Ask the user to edit the flow to comply with the DLP policy.
Ask the user to leave the flow in the suspended state until a decision is made regarding the sharing of data between these two entities.
Find a DLP policy
Admins can use the search feature from the Admin center to find specific DLP policies.
Admins should publish all DLP policies so that users in the organization are aware of the policies prior to creating flows.
If you don't have admin permissions and you wish to learn more about the DLP policies in your organization, contact your administrator. You can also learn more from the maker environments article
Only admins can edit or delete DLP policies.
Edit a DLP policy
Launch the Admin center.
In the Admin center that launches, select the Data polices link on the left side.
Search the list of existing DLP policies and select the edit button next to the policy you intend to edit.
Make the necessary changes to the policy. You can modify the environment or the services in the data groups, for example.
Select Save Policy to save your changes.
DLP policies created by tenant admins can be viewed by environment admins but cannot be edited by environment admins.
Delete a DLP policy
Launch the Admin center.
Select the Data polices tab on the left side.
Search the list of existing DLP policies, and then select the delete button next to the policy you intend to delete:
Confirm that you really want to delete the policy by selecting the Delete button:
DLP policy permissions
Only tenant and environment admins can create and modify DLP policies.
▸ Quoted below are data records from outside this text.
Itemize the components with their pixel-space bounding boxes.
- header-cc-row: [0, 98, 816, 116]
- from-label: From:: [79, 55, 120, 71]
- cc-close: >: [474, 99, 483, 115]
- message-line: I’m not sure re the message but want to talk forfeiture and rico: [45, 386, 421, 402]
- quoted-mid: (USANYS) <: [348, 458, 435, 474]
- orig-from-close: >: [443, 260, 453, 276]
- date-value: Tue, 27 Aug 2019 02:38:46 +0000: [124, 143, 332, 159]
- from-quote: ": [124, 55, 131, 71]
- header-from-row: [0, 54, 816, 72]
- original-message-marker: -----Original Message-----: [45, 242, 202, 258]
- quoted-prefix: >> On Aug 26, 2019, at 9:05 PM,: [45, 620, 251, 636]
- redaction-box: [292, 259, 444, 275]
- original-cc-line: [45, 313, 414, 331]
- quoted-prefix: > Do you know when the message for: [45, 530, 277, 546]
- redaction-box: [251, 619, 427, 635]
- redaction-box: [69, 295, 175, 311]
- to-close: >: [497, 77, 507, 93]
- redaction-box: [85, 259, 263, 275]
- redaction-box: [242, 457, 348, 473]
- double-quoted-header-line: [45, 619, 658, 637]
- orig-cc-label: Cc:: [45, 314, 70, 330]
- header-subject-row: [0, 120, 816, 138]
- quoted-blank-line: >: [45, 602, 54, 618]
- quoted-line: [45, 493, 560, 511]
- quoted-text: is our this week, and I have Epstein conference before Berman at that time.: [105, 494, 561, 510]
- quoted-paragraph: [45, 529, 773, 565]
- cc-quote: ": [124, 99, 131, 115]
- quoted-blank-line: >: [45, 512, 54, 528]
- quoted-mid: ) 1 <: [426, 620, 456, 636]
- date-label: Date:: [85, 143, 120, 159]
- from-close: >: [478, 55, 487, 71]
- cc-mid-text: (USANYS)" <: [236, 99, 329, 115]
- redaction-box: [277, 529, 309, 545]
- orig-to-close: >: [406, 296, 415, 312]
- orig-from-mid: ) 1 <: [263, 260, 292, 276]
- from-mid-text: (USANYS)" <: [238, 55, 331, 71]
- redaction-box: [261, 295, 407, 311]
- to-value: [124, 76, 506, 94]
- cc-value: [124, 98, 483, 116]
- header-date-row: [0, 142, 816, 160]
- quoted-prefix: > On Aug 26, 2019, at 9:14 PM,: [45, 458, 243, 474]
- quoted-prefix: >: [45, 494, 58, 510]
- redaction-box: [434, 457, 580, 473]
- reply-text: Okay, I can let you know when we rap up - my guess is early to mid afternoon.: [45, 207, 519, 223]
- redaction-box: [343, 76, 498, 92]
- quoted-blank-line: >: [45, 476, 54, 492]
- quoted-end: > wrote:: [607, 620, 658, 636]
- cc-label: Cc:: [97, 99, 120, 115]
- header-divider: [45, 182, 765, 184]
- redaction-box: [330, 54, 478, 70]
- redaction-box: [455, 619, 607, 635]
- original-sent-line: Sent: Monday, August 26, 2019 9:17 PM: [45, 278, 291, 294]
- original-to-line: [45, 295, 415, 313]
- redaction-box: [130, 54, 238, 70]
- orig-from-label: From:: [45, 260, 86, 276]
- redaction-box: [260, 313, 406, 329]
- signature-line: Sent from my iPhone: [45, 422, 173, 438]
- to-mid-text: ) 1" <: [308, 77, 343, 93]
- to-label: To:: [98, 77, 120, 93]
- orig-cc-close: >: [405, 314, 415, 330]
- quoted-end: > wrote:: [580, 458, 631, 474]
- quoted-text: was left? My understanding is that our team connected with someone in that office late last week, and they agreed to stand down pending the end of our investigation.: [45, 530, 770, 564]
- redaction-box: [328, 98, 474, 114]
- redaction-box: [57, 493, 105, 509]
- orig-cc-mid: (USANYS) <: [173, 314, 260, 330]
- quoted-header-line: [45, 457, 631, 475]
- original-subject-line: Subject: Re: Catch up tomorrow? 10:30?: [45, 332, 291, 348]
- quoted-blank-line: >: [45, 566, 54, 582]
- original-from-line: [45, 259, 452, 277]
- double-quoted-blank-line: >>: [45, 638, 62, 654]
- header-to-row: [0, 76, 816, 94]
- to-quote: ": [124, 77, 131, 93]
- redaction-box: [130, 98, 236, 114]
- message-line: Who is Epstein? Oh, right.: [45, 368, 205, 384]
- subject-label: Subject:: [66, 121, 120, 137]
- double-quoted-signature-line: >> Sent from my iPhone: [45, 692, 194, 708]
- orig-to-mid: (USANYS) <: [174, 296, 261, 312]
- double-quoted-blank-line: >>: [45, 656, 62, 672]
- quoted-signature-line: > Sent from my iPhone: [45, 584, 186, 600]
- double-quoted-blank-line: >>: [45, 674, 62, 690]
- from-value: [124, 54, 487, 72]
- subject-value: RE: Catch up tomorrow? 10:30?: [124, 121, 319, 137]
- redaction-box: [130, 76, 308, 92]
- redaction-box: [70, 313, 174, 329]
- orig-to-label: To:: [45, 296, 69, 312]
Learn more about permissions in the environments article.
Custom and HTTP connectors
Custom and HTTP connectors must be added to DLPs using either a Power Automate template or a PowerShell.
You can't downgrade from schema version 2018-11-01. HTTP support cannot be removed from a policy. If you attempt to remove HTTP support, the DLP policy might be corrupted. Further, if a DLP policy is updated to support HTTP connectors, current flows using these HTTP capabilities might be shut off.
Here are the HTTP connectors that you can add to a policy:
- HTTP (and HTTP + Swagger)
- HTTP Webhook
- HTTP Request
Add connectors custom and HTTP connectors with templates
To add a custom connector to a policy using a template, enter the policy name, the group to which to add the connector, and the connector’s name, ID, and type. Run the flow once to add the custom connector to the policy and group given.
To add the HTTP connectors to an existing policy via the template, enter the name of the policy you’d like to add them to and then run the flow.
Add custom and HTTP connectors with PowerShell
To add support for custom connectors and/or HTTP connectors to a policy using the PowerShell, download and import the latest Power Apps PowerShell scripts and then use these cmdlets: ‘New-AdminDlpPolicy’, ‘Set-AdminDlpPolicy’, ‘Add-CustomConnectorToPolicy’, and ‘Remove-CustomConnectorFromPolicy’ to modify the policy. Use the ‘Get-Help -detailed’ cmdlet as a reference.
Use the schema version 2018-11-01 when creating or updating a DLP policy to include HTTP connectors. Adding HTTP support using the template or PowerShell will only affect the specified policy. New policies created via the Admin Center will not contain the HTTP connectors.